Teacher’s pet: girls a ‘fringe benefit’ for teachers, says ex-Cromer student
Former student of Cromer High says his old teachers are now “sh---ing themselves” as what went on there is finally exposed.
A former student of Sydney’s Cromer High has furiously unloaded on his teachers for treating sex with teenage girls as a “fringe benefit” of the job.
Phil Webster, who was in Year 12 in 1983, said the men involved were now “shitting themselves” they would be exposed for preying on students in the 1980s.
Mr Webster, who is now a teacher, spoke out after The Australian’s podcast series The Teacher’s Pet uncovered allegations a “pack” of male teachers from the school had sex with students.
“The role models I had were f..king some of the girls in my year group. That’s my experience of growing up at Cromer High,” said Mr Webster, 51. “It wasn’t just Cromer High. It’s not fair for Cromer High to cop this. It was a northern beaches thing.”
Expressing regret he did not take a stand earlier, he said one teacher involved was still in the profession and had been in contact about the podcast series, asking him “what should I do”.
“They knew what they were doing was wrong. He’s worried about his boss finding out at high school,” he says in the latest episode of the series, released yesterday.
The same teacher had earlier complained he had not been invited to a 30-year reunion, he said.
“I didn’t have the guts to say to him, ‘mate, your name is mud at the reunions.

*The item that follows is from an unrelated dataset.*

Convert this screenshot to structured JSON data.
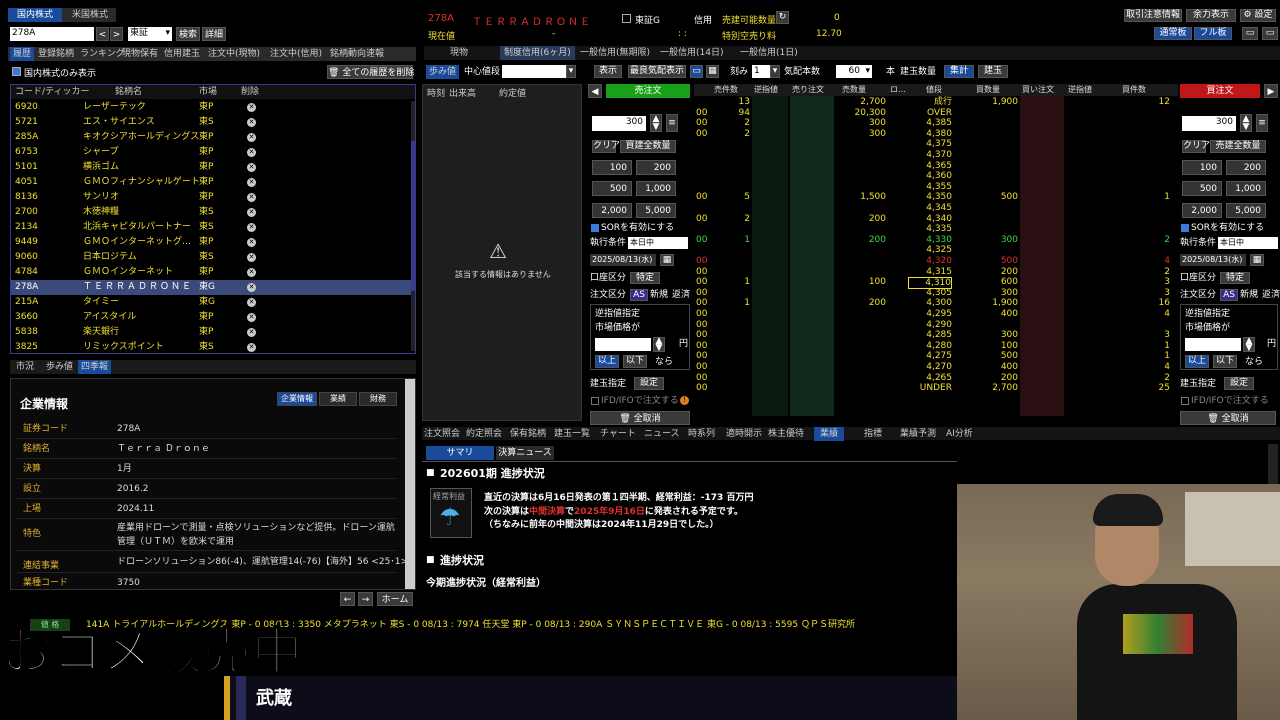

You were screwing some of the girls in our year group. Why would you think I would ask you to our 30-year reunion? You’re not welcome’,” Mr Webster said.
“People that think it’s OK to climb through their Year 11 student’s window and f..k them on a Friday night and then teach them on the Monday, aren’t normal. They can’t be.
“The psychological damage those men caused. They were only after their own sexual conquests, and they should have known. And yet they gave no regard for the welfare of those girls.”
The podcast series is investigating the 1982 disappearance of Lyn Dawson.
Her husband and suspected killer, Chris Dawson, was a Cromer High sports teacher involved in an intimate relationship with a 16-year-old student, Joanne Curtis.
Two days after Lyn vanished — leaving behind two daughters aged 4 and 2 — Joanne moved into the family home.
Two coroners found, in 2001 and 2003, that Mr Dawson murdered his wife, but the then director of public prosecutions Nicholas Cowdery QC said there was insufficient evidence to prosecute.
Mr Dawson strenuously denies killing his wife.
After the first episode of The Teacher’s Pet, Cromer High’s 1983 vice-captain, Robyn Wheeler, came forward to say at least six teachers from the school were having sex with students at the time. Since then, former students have been rallying to bring the culture of the school into the open.
They have told of teachers partying with teenage students and supplying them with alcohol and marijuana.
And they have also spoken of the lasting damage to some of the women, who later suffered breakdowns.
Ms Wheeler said of the teachers: “I think they’re terrified and hiding under rocks.”
Mr Webster added: “The most important thing is the murder of Lyn, who I never met, in the context of a culture that said it’s OK to screw the kids in the school.
“The urges they had, the lust they had, they couldn’t control. It was a fringe benefit of being a schoolteacher.
“They were influenced by their own sense of entitlement and their own sense of hedonism: “Hey, we’ve got young girls on tap here, we’re young, we’re in a really good place, northern beaches of Sydney, a well-to-do area, beaches very close by, lots of girls walking around in bikinis’.
“It was a sex haven for those guys.”
Former Cromer High student Michelle Walsh, now a married mother on the northern beaches, has said there was “no duty of care”.
“It was just a free-for-all. The result of that is a person is dead. And two little girls grew up without their mother,” she said.
“Now we’ve all got kids, it’s like ‘woah’. I can’t even imagine my child going to a school like that.”
Cromer High’s 1983 school captain, Jane Linwood, while training for cross country at the school playing fields, said she rounded a corner to find Mr Dawson in a compromising position — Joanne, his schoolgirl lover, was straddled on his lap, kissing him.
She barely gave the incident a thought back then. “It was all around us,” she said yesterday.